La sindrome ipotizzata dalla genetista, descritta per la prima volta nel 1993, è molto rara ed è caratterizzata da disabilità intellettiva, ritardo nel linguaggio, epilessia, microcefalia, anomalie delle dita; è dovuta a mutazioni de novo (ovvero non ereditarie) del gene SMARCA2, che codifica per una proteina che regola l’espressione di molti altri geni. In uno dei gemelli è stata effettivamente riscontrata, grazie all’analisi genetica, una mutazione in questo gene, ma il difetto è in una posizione completamente diversa da quelle descritte fino a quel momento in altri pazienti con questa sindrome. Inoltre, i gemelli non rientrano del tutto nel quadro clinico tipico: hanno un aspetto diverso e non hanno mai avuto una crisi epilettica. Qualche mese dopo, nel febbraio 2018, le analisi genetiche confermano che il difetto a carico del gene SMARCA2 è presente anche nell’altro gemello e che può essere definitivamente considerato causativo della loro patologia. La diagnosi però, rimane ancora incerta, le discrepanze con gli altri pazienti permangono.

La svolta arriva dal confronto con altri casi nel mondo: pochi mesi prima, ricercatori dell’Istituto Telethon di genetica e medicina (Tigem) di Pozzuoli avevano identificato un caso analogo in un bambino di Caserta, Giorgio e si erano attivati per confermare il loro sospetto di trovarsi davanti a una sindrome diversa da quella di Nicolaides Baraitser. Grazie un vero lavoro di team internazionale, due anni dopo i ricercatori confermano che il gene SMARCA2 può essere associato anche a un’altra sindrome che chiamano BIS, non solo perché è una sorta di “seconda versione” di quella inizialmente ipotizzata, ma anche perché è l’acronimo dei segni più caratteristici: la blefarofimosi, ovvero un’anomalia delle palpebre che rappresenta un vero e proprio segno distintivo di questi bambini, e la disabilità intellettiva, di grado variabile.

«Grazie ai ricercatori ora sappiamo che ci sono anche altre famiglie con una storia simile alla nostra da raccontare» commenta Charlotte, che è rimasta attivamente in contatto con loro durante la ricerca al punto da essere esplicitamente ringraziata nella pubblicazione scientifica che ne è scaturita nel luglio 2020. «Spero - conclude la mamma inglese - che un giorno questo gruppo cresca e, chissà, possiamo anche incontrarci fisicamente e condividere le nostre esperienze con i nostri meravigliosi bambini.

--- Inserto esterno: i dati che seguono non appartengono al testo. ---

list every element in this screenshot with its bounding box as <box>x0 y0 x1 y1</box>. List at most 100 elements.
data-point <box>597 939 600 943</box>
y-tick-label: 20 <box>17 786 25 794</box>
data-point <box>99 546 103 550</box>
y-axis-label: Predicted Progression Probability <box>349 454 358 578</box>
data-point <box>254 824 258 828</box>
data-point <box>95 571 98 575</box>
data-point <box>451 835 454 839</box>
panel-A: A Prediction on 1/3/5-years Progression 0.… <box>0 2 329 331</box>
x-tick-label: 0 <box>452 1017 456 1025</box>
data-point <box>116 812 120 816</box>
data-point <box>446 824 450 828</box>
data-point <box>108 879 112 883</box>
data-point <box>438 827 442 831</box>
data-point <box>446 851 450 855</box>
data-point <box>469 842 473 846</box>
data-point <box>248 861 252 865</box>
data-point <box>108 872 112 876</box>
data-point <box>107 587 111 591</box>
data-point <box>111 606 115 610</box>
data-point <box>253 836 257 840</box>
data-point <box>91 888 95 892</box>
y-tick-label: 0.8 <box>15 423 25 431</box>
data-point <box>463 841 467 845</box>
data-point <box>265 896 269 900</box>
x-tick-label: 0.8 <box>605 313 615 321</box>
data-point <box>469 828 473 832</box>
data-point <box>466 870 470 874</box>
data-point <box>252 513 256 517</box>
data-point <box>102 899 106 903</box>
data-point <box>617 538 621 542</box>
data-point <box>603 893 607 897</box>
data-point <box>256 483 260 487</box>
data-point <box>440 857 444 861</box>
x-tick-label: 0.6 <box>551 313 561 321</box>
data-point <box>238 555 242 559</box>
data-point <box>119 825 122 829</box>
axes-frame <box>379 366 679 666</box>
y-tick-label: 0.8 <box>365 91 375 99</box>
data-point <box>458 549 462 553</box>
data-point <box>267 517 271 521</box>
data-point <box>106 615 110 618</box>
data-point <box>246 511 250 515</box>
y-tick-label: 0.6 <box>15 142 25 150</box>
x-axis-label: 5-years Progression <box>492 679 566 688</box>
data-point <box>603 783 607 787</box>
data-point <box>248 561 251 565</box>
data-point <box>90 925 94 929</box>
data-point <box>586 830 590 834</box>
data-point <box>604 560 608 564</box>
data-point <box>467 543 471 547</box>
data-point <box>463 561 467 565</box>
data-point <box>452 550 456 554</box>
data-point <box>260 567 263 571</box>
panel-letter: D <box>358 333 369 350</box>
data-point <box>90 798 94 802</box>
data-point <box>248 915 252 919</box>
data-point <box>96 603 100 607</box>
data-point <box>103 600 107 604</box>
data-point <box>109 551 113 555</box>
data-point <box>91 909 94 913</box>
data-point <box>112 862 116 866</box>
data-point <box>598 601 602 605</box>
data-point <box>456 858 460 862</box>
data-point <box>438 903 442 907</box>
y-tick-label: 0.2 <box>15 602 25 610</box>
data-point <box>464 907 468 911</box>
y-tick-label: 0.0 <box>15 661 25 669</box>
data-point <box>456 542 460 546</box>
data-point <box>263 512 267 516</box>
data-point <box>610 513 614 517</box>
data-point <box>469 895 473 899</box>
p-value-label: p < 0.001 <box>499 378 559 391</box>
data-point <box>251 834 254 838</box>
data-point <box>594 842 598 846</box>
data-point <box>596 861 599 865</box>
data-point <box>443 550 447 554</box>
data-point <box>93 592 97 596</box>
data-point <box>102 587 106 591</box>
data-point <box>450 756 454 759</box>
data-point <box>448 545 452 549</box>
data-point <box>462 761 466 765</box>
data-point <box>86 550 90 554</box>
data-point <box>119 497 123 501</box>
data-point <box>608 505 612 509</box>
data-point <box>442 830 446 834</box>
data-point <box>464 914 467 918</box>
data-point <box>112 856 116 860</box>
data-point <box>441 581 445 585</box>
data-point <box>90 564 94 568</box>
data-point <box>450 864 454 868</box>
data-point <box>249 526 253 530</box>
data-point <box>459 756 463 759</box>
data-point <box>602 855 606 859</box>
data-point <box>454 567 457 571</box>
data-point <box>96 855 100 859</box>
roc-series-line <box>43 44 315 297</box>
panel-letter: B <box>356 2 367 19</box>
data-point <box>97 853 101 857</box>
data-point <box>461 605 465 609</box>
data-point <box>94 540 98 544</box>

I miei figli continuano a crescere e a splendere. Da qualche anno non ci sono stati più ricoveri in ospedale ed entrambi sono in grado di camminare da soli. Non parlano, ma sono sempre più in grado di comunicare in altri modi. Entrambi hanno un fantastico senso dell’umorismo, amano la vita e sono convinta rendano migliore la vita di chiunque incontrano».